When Intervention Programs Erase Data
Following the path of least criminalization, many states also offer lower-level DV offenders the option to enroll in a batterer intervention program. More than 30 states and the District of Columbia have set standards for batterer intervention programs which are designed to help rehabilitate the offender.
While the actual sessions can be a promising approach to changing systemic behavior, there is no data monitoring whether these programs work, or how they can be improved. For example, is batterer intervention an appropriate tool for Rico Gray? What measurable impact can it have on an admitted abuser who’s said things like “I got five baby mammas, and I put my hands on every last one of them except for one.”
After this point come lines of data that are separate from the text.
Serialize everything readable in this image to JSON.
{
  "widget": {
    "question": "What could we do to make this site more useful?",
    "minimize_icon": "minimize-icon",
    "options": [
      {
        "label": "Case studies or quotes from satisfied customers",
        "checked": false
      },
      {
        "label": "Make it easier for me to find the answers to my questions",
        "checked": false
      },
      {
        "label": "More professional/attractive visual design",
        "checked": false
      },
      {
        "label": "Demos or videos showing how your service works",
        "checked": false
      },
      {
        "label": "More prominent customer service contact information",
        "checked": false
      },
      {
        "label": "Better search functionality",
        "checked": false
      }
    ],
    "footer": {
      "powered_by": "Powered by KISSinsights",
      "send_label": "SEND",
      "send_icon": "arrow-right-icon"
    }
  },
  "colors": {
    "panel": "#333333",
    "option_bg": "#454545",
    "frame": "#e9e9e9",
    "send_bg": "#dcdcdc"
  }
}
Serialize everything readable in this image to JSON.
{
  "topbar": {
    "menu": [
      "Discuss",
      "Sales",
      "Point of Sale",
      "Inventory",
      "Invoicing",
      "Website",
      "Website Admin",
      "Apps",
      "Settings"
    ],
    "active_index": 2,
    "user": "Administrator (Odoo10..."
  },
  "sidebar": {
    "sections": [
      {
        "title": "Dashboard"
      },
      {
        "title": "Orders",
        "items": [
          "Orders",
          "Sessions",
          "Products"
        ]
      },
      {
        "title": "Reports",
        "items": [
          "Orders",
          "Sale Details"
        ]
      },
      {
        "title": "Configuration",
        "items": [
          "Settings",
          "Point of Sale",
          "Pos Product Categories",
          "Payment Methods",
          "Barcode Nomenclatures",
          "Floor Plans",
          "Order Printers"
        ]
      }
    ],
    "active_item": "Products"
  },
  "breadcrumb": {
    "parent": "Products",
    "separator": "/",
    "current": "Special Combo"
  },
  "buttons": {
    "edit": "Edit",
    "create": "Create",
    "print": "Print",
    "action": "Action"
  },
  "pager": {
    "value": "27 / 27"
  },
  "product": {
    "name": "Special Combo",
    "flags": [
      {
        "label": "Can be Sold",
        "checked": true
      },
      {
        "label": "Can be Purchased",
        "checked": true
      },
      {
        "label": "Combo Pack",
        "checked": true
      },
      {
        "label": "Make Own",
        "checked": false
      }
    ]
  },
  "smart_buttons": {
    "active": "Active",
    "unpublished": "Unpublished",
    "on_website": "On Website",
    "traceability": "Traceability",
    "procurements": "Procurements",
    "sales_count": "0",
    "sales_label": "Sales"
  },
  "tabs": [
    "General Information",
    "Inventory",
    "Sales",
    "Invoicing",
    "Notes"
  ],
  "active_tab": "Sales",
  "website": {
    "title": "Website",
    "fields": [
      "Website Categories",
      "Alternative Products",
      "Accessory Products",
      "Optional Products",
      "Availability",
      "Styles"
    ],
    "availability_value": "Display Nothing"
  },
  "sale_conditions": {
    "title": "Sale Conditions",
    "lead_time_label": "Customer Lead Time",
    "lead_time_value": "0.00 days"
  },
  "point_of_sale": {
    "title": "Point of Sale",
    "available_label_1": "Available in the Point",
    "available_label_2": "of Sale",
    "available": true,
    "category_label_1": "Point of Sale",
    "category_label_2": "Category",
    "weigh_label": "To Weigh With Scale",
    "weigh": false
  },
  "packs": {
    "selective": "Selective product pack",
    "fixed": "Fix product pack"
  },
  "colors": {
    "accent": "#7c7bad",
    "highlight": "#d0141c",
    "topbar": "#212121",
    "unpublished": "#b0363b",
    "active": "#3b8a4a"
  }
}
Furthermore, an aggressor’s attendance is not promised, nor is recidivism unlikely. In some cases, a court may accept an online certificate as proof of completion. When a court system fails to demand more of a convicted DV offender, it’s hard to believe they’re sincerely interested in producing rehabilitation. In many ways, they simply make it harder for advocates and activists to gauge the real impact of domestic violence intervention on their communities.
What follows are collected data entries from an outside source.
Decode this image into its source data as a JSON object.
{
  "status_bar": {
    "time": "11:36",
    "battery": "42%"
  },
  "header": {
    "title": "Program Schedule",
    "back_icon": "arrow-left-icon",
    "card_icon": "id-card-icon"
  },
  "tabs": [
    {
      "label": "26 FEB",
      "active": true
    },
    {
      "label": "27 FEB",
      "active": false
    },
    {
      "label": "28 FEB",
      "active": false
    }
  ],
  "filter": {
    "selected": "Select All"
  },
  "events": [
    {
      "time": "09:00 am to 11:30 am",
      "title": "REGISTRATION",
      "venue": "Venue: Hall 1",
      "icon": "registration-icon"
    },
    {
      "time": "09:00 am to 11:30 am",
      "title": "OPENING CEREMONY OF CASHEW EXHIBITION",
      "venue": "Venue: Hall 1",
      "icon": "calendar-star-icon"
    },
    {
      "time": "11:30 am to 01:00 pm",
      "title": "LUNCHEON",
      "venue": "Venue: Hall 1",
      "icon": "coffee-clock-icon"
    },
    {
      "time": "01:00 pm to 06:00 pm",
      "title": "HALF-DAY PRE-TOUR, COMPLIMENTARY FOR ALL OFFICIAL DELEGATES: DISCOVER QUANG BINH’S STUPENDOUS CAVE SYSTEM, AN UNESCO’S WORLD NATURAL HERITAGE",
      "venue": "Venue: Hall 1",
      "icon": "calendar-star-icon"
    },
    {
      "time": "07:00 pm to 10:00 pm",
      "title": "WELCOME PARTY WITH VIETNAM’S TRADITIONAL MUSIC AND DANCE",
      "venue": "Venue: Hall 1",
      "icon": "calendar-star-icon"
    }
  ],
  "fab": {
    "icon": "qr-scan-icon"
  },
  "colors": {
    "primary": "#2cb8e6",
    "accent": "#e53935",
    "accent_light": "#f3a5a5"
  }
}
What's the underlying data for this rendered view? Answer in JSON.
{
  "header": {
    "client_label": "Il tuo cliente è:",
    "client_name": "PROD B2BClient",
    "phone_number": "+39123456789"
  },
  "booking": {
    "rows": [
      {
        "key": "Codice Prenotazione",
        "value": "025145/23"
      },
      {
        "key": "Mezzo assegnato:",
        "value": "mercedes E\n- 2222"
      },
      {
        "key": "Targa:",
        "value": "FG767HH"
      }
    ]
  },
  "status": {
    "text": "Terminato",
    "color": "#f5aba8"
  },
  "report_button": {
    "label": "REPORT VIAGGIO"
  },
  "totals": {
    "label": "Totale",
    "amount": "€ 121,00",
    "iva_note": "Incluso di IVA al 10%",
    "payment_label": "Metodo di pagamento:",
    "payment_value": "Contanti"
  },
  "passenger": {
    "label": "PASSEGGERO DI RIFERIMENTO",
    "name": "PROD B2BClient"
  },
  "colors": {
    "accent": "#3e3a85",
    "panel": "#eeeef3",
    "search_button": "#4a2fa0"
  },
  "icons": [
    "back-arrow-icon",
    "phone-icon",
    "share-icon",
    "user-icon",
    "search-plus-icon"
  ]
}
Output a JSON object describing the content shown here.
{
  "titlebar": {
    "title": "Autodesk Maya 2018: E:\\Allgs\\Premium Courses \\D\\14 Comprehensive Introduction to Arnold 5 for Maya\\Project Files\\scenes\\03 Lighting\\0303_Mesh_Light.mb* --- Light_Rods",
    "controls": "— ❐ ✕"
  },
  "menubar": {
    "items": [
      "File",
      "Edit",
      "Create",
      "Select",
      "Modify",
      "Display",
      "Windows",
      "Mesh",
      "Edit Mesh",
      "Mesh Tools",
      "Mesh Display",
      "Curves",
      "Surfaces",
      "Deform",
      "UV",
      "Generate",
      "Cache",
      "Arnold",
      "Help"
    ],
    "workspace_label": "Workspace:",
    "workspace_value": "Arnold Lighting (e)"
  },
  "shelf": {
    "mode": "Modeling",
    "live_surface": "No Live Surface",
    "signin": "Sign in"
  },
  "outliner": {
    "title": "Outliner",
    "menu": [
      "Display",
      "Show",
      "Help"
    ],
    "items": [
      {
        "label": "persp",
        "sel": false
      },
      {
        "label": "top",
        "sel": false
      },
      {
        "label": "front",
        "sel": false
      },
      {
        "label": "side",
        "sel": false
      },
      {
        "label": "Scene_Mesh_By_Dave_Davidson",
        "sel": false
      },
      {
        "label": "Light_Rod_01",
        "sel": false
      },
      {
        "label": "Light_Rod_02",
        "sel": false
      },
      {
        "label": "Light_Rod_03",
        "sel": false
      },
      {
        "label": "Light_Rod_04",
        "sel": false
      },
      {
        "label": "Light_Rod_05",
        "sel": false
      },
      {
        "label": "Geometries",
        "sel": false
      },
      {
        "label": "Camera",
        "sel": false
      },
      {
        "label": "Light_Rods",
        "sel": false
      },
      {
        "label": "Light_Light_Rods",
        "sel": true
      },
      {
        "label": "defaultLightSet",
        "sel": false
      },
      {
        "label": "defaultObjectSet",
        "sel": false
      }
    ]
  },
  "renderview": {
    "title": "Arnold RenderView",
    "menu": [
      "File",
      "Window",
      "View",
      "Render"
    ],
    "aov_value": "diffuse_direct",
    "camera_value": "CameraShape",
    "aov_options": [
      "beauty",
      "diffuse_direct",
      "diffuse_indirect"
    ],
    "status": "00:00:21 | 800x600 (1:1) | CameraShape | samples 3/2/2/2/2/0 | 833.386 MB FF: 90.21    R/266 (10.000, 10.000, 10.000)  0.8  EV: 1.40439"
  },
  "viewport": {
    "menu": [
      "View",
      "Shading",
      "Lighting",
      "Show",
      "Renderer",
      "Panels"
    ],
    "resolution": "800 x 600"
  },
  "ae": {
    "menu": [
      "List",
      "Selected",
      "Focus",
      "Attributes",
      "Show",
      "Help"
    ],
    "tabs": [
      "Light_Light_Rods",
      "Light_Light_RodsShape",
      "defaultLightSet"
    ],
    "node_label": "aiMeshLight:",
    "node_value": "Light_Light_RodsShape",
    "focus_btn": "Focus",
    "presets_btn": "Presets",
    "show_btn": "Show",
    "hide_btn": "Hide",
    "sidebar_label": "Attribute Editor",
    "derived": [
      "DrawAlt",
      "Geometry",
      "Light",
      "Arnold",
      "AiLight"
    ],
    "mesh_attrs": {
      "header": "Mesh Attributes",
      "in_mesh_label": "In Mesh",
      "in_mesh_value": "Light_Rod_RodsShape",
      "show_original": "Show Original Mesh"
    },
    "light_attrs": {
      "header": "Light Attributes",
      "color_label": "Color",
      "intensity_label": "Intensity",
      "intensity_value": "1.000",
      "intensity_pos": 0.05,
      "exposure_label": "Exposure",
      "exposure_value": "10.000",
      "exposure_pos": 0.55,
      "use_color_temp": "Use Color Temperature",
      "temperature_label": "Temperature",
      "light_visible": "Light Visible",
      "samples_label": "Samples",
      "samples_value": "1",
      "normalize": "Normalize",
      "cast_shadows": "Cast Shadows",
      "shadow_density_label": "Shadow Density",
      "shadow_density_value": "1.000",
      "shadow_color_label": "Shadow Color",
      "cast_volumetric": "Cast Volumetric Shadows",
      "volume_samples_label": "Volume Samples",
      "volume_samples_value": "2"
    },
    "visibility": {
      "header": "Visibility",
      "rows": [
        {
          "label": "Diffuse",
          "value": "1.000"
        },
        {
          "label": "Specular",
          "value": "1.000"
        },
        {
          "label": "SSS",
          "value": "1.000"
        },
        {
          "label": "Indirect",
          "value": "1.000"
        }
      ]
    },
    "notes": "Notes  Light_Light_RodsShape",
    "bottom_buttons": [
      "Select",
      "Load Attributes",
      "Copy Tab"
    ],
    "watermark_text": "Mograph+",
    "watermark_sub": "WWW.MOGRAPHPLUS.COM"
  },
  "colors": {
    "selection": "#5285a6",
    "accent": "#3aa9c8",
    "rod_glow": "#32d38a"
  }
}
What All of This Means for Marissa Alexander
According to the National Coalition Against Domestic Violence, only about 25 percent of all physical assaults, 20 percent of all rapes, and one-half of all instances of stalking by an intimate partner are reported to the police. Only one-fifth of victims reporting an injury from intimate partner violence actually go on to seek medical attention. There are 18.5 million mental health care visits resulting from intimate partner violence. Fear of reporting and the defective laws, training, and enforcement that justify those fears all warrant our keen attention and civic engagement.
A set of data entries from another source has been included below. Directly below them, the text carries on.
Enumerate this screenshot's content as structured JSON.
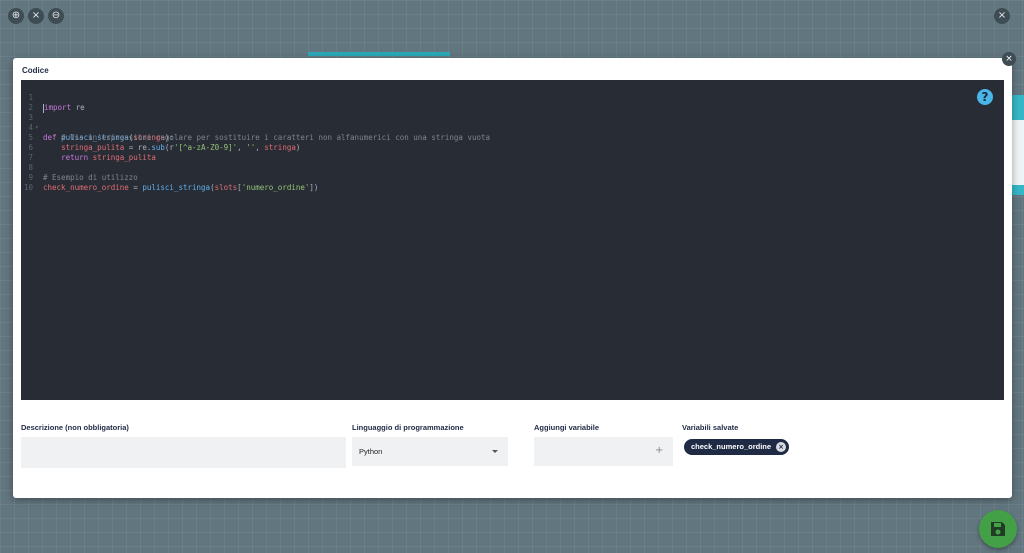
{
  "toolbar": {
    "zoom_in_icon": "zoom-in-icon",
    "reset_icon": "close-icon",
    "zoom_out_icon": "zoom-out-icon",
    "close_icon": "close-icon"
  },
  "modal": {
    "title": "Codice",
    "close_icon": "close-icon",
    "help_icon": "help-icon",
    "help_glyph": "?"
  },
  "editor": {
    "line_numbers": [
      "1",
      "2",
      "3",
      "4",
      "5",
      "6",
      "7",
      "8",
      "9",
      "10"
    ],
    "lines": [
      "import re",
      "",
      "def pulisci_stringa(stringa):",
      "    # Usa un'espressione regolare per sostituire i caratteri non alfanumerici con una stringa vuota",
      "    stringa_pulita = re.sub(r'[^a-zA-Z0-9]', '', stringa)",
      "    return stringa_pulita",
      "",
      "# Esempio di utilizzo",
      "check_numero_ordine = pulisci_stringa(slots['numero_ordine'])",
      ""
    ]
  },
  "form": {
    "description_label": "Descrizione (non obbligatoria)",
    "description_value": "",
    "language_label": "Linguaggio di programmazione",
    "language_value": "Python",
    "add_variable_label": "Aggiungi variabile",
    "add_variable_value": "",
    "add_icon_glyph": "+",
    "saved_variables_label": "Variabili salvate",
    "saved_variables": [
      "check_numero_ordine"
    ]
  },
  "colors": {
    "editor_bg": "#282c34",
    "chip_bg": "#1f2a44",
    "save_fab": "#43a047",
    "help_icon": "#4ab5e8"
  },
  "save_button_icon": "save-icon"
}
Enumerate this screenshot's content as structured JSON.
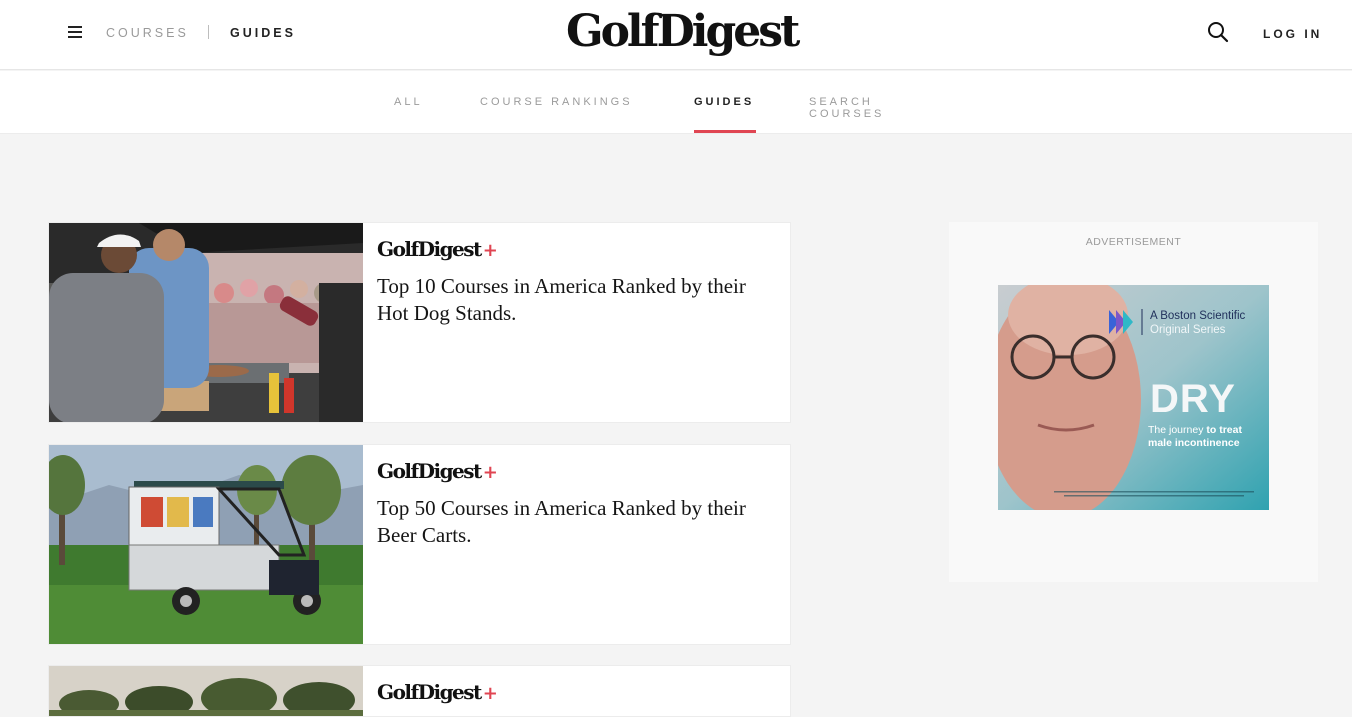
{
  "header": {
    "nav_courses": "COURSES",
    "nav_guides": "GUIDES",
    "logo_text": "GolfDigest",
    "login": "LOG IN"
  },
  "subnav": {
    "tabs": [
      {
        "label": "ALL",
        "active": false
      },
      {
        "label": "COURSE RANKINGS",
        "active": false
      },
      {
        "label": "GUIDES",
        "active": true
      },
      {
        "label": "SEARCH COURSES",
        "active": false
      }
    ],
    "accent_color": "#e04552"
  },
  "articles": [
    {
      "brand": "GolfDigest",
      "brand_plus": "+",
      "title": "Top 10 Courses in America Ranked by their Hot Dog Stands."
    },
    {
      "brand": "GolfDigest",
      "brand_plus": "+",
      "title": "Top 50 Courses in America Ranked by their Beer Carts."
    },
    {
      "brand": "GolfDigest",
      "brand_plus": "+",
      "title": ""
    }
  ],
  "advertisement": {
    "label": "ADVERTISEMENT",
    "brand_line1": "A Boston Scientific",
    "brand_line2": "Original Series",
    "title": "DRY",
    "tagline_part1": "The journey ",
    "tagline_part2": "to treat",
    "tagline_line2": "male incontinence"
  },
  "icons": {
    "menu": "hamburger-menu-icon",
    "search": "search-icon"
  }
}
Marissa Alexander did her part for the justice system that she’s supposed to be able to believe in, and she defied those odds to protect herself and her family. She reported the violence. She got the protective order. As if for good measure, she took a hospital visit for her abuser. So what exactly was her next move supposed to be? What other burden of proof should she have endured next? The state of Florida has been incorrigibly negligent in its duty to protect, serve, and defend not only Marissa Alexander, but so many other victims of domestic violence. It’s time for Governor Rick Scott, State Attorney Angela Corey, and the state of Florida to do their part and drop the charges against Marissa Alexander.